Estimating R in Real time
Finding out how a particular measure affects R is not easy, since infections that occur today can take weeks to appear in disease reports. In 2004, the mathematician Jacco Wallinga of the Dutch National Institute for Public Health and the Environment and his colleagues published a statistical method for estimating R in real time, which is now used worldwide.
R, or the effective reproduction number, defines the rate of transmission for individuals in a society. In epidemic theory, R is measured by the number of transmissions of the virus from an individual.
The researchers also integrate data on people’s mobility patterns and behavior to make the estimates more accurate. It’s important to have real-time estimates of R, says Adam Kucharski, an LSHTM modeler: “If governments take a measure or lift it, they may have an idea of the immediate implications, rather than having to wait.” He says.
There is another unknown factor that will determine how safe it is to loosen the reins: immunity. Each infected and immunity-making person makes the spread of the virus more difficult. “If 30% or 40% of the population is immune, it really starts to change the whole picture, it helps a lot,” since it would reduce R by the same percentage, says Michael Osterholm, director of the Center for Disease Policy and Research Infectious Diseases at the University of Minnesota, Twin Cities.
Immunity will inevitably build up as more people become infected, but some researchers advocate faster immunity by allowing the virus to spread to young people, who are less susceptible to serious illness, while “Cocooning” patients at higher risk, like the elderly.
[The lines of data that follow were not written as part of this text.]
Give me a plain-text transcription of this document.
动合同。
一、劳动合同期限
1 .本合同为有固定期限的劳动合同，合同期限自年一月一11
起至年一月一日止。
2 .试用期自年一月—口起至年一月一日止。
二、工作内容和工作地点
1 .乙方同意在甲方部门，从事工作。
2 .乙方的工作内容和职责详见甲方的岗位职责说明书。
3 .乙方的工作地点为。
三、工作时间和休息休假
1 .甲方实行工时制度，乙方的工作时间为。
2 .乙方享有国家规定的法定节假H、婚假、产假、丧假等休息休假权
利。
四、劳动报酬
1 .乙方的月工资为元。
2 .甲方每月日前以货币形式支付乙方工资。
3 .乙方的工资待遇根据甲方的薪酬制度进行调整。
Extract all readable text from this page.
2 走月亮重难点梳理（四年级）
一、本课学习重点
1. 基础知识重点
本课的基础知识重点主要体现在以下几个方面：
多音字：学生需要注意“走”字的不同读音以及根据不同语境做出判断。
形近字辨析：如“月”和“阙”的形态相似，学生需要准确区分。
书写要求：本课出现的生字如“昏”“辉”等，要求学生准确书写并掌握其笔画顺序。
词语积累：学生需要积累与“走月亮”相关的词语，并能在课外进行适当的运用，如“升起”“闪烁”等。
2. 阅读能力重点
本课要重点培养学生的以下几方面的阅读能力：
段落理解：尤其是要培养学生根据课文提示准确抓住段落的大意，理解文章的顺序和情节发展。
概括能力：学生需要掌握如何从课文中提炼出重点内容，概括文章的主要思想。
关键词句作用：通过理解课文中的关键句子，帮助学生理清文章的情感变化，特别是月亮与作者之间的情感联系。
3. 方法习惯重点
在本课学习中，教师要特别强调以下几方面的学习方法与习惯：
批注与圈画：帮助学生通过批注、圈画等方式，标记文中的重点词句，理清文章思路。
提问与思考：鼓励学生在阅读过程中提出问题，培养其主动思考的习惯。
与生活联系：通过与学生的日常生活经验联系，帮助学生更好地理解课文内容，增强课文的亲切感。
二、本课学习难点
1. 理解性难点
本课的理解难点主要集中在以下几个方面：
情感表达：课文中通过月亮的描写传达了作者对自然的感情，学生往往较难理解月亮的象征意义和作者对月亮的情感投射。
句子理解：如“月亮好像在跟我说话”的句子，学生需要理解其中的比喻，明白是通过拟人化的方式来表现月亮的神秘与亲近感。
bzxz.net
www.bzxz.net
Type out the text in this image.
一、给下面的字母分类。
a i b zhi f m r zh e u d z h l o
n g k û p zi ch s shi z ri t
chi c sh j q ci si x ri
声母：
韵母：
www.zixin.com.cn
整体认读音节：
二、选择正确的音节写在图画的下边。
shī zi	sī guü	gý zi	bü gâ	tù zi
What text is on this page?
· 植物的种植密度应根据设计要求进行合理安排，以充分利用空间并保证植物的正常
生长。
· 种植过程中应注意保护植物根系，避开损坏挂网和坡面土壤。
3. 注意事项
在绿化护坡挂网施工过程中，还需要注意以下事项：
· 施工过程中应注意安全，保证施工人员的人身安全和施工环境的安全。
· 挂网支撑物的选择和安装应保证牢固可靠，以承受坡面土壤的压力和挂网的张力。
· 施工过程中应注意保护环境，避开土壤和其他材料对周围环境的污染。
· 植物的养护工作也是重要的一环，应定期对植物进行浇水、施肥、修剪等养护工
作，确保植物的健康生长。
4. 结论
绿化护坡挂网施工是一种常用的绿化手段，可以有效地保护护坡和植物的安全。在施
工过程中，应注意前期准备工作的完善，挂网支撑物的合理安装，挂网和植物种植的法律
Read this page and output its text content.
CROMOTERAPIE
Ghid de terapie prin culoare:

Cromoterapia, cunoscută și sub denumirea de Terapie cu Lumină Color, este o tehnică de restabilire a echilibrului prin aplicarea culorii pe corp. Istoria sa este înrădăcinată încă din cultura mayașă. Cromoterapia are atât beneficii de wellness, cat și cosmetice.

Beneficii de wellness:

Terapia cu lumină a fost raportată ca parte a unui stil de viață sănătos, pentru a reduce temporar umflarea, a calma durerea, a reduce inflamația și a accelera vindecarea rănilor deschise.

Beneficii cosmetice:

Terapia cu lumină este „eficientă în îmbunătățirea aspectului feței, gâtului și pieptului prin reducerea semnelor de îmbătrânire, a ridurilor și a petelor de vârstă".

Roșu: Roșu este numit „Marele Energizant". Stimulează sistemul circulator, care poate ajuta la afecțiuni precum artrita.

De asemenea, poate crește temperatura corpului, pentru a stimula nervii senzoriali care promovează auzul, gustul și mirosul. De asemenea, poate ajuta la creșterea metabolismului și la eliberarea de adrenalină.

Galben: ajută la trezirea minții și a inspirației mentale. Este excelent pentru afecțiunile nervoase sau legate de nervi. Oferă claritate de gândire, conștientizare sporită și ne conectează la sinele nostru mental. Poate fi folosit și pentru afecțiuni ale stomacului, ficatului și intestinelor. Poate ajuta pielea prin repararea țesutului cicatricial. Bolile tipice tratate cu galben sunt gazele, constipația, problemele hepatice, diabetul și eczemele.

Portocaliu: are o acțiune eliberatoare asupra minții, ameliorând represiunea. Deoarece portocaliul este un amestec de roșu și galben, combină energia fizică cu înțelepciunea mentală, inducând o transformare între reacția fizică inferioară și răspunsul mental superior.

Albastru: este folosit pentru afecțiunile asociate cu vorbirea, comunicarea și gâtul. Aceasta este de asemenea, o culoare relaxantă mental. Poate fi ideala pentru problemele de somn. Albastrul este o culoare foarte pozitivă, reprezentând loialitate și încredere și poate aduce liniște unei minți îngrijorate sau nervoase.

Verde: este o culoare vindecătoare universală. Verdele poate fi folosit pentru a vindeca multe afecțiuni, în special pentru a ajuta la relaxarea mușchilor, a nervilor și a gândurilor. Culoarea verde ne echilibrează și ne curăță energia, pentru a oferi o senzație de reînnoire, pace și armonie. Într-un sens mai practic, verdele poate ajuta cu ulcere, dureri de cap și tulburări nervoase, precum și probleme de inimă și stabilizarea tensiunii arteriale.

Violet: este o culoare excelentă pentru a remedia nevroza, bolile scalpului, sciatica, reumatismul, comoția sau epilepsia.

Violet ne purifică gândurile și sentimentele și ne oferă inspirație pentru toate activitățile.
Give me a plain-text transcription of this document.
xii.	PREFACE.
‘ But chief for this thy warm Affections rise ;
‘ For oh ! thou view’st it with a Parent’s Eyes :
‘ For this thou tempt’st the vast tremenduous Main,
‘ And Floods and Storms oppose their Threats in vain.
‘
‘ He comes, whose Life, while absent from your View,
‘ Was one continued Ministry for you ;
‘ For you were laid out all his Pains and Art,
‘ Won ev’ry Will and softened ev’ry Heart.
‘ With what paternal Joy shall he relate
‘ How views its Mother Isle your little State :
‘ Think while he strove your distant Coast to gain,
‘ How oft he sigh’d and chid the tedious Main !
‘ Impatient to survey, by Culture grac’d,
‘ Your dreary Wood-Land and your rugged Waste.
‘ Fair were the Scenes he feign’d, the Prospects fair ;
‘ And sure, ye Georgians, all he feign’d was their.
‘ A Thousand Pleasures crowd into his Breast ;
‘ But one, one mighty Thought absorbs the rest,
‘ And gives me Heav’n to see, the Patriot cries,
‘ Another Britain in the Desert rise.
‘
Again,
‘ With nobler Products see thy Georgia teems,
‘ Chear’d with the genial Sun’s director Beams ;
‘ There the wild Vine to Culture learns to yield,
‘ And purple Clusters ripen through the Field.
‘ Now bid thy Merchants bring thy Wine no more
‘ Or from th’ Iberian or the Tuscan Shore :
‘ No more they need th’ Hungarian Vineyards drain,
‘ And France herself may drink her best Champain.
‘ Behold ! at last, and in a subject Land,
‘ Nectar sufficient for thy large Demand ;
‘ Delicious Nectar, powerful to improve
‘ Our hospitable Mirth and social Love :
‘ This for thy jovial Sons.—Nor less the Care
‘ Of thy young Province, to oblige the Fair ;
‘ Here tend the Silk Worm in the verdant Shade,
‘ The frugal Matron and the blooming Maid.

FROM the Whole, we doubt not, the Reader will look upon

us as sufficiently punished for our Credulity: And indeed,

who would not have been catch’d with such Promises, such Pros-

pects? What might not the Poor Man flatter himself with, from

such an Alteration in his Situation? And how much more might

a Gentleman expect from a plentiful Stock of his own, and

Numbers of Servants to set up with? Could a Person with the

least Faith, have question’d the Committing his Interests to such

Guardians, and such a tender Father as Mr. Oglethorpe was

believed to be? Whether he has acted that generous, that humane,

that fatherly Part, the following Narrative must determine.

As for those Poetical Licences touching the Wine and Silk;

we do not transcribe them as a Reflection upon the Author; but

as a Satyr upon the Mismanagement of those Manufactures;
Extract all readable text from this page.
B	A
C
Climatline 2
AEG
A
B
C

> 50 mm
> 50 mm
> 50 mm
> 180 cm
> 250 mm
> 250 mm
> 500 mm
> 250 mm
The UK launched the idea of ”collective immunity” in February, but withdrew, as did the Netherlands. “If collective immunity is achieved through widespread vaccination, it is devastating,” said Jeremy Konyndyk, senior project manager at the Center for Global Development. Even briefly, it left the UK “in a much worse place than necessary,” he said.
But some scientists say other countries should consider it once the pressure of the first wave of cases on their health systems has lessened. “Is it better to have a controlled burn in younger populations right now than to prevent it?” I think it is a very important conversation, “says Osterholm.
Skeptics doubt that vulnerable populations can really protect themselves. In many countries, several generations live under one roof and young people work in nursing homes. Scientists are also not sure that COVID-19 produces robust and long-lasting immunity. Several studies seek to answer these questions.